Alors que l’affaire Alstom fait toujours la une de tous les médias, le dossier AREVA s’invite aussi dans l’actualité. La publication du pré-rapport de la Cour des comptes sur la gestion de cette société pendant les années « Lauvergeon », de 2006 à 2012, démontre à quel point nos fleurons industriels peuvent pâtir d’un management à  la française, c'est-à-dire autocratique et sans contrôle. Car dans les deux cas, la fragilité financière des deux groupes est le résultat de stratégies de développement hasardeuses marquées par des acquisitions particulièrement coûteuses dont les seuls responsables sont bien les dirigeants de ces multinationales. Quoi que le MEDEF puisse en dire, le manque de compétitivité de nos entreprises ne  provient pas seulement du niveau insupportable des charges salariales. Et dans l’industrie, contrairement à ce qui se passe au niveau d’un Etat, un endettement excessif peut aboutir à la faillite et au démantèlement.

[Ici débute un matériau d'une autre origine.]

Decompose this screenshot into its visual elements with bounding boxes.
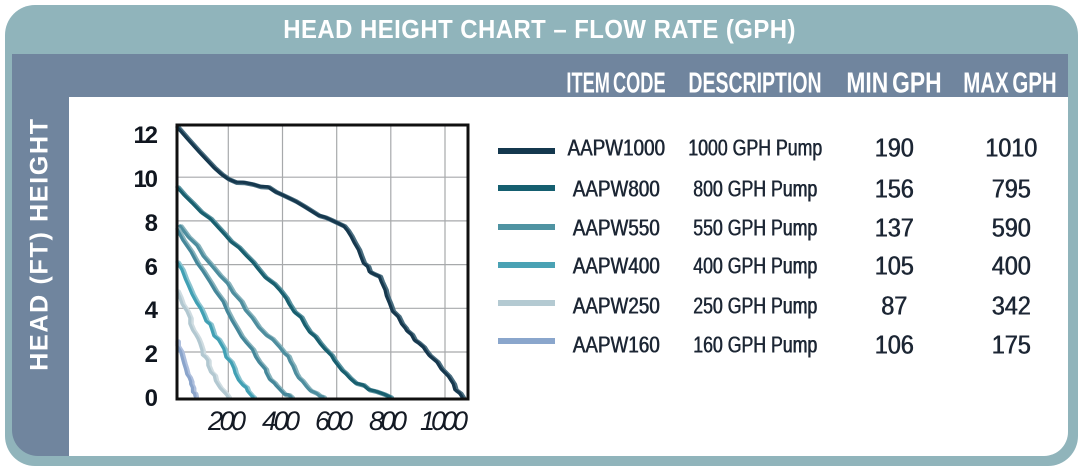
svg-text:800: 800 — [369, 406, 407, 436]
svg-text:6: 6 — [145, 254, 158, 281]
svg-text:200: 200 — [207, 406, 246, 436]
svg-text:10: 10 — [134, 166, 159, 193]
svg-text:0: 0 — [145, 385, 158, 412]
svg-text:2: 2 — [145, 341, 158, 368]
svg-text:1000: 1000 — [420, 406, 468, 436]
svg-text:8: 8 — [145, 210, 158, 237]
svg-text:600: 600 — [315, 406, 353, 436]
svg-text:12: 12 — [134, 122, 159, 149]
svg-text:4: 4 — [145, 297, 159, 324]
svg-text:400: 400 — [262, 406, 300, 436]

Les chiffres sont éloquents :

-          3, 3 milliards d’endettement pour Alstom,  mais aussi 1,3 milliards d’euros de dividendes distribués aux actionnaires durant ces cinq dernières années

-          Près de 4,5 milliards d’endettement pour AREVA, notre « leader mondial de l’énergie nucléaire »  avec un résultat négatif (pour la troisième année consécutive) de 494 millions d’euros.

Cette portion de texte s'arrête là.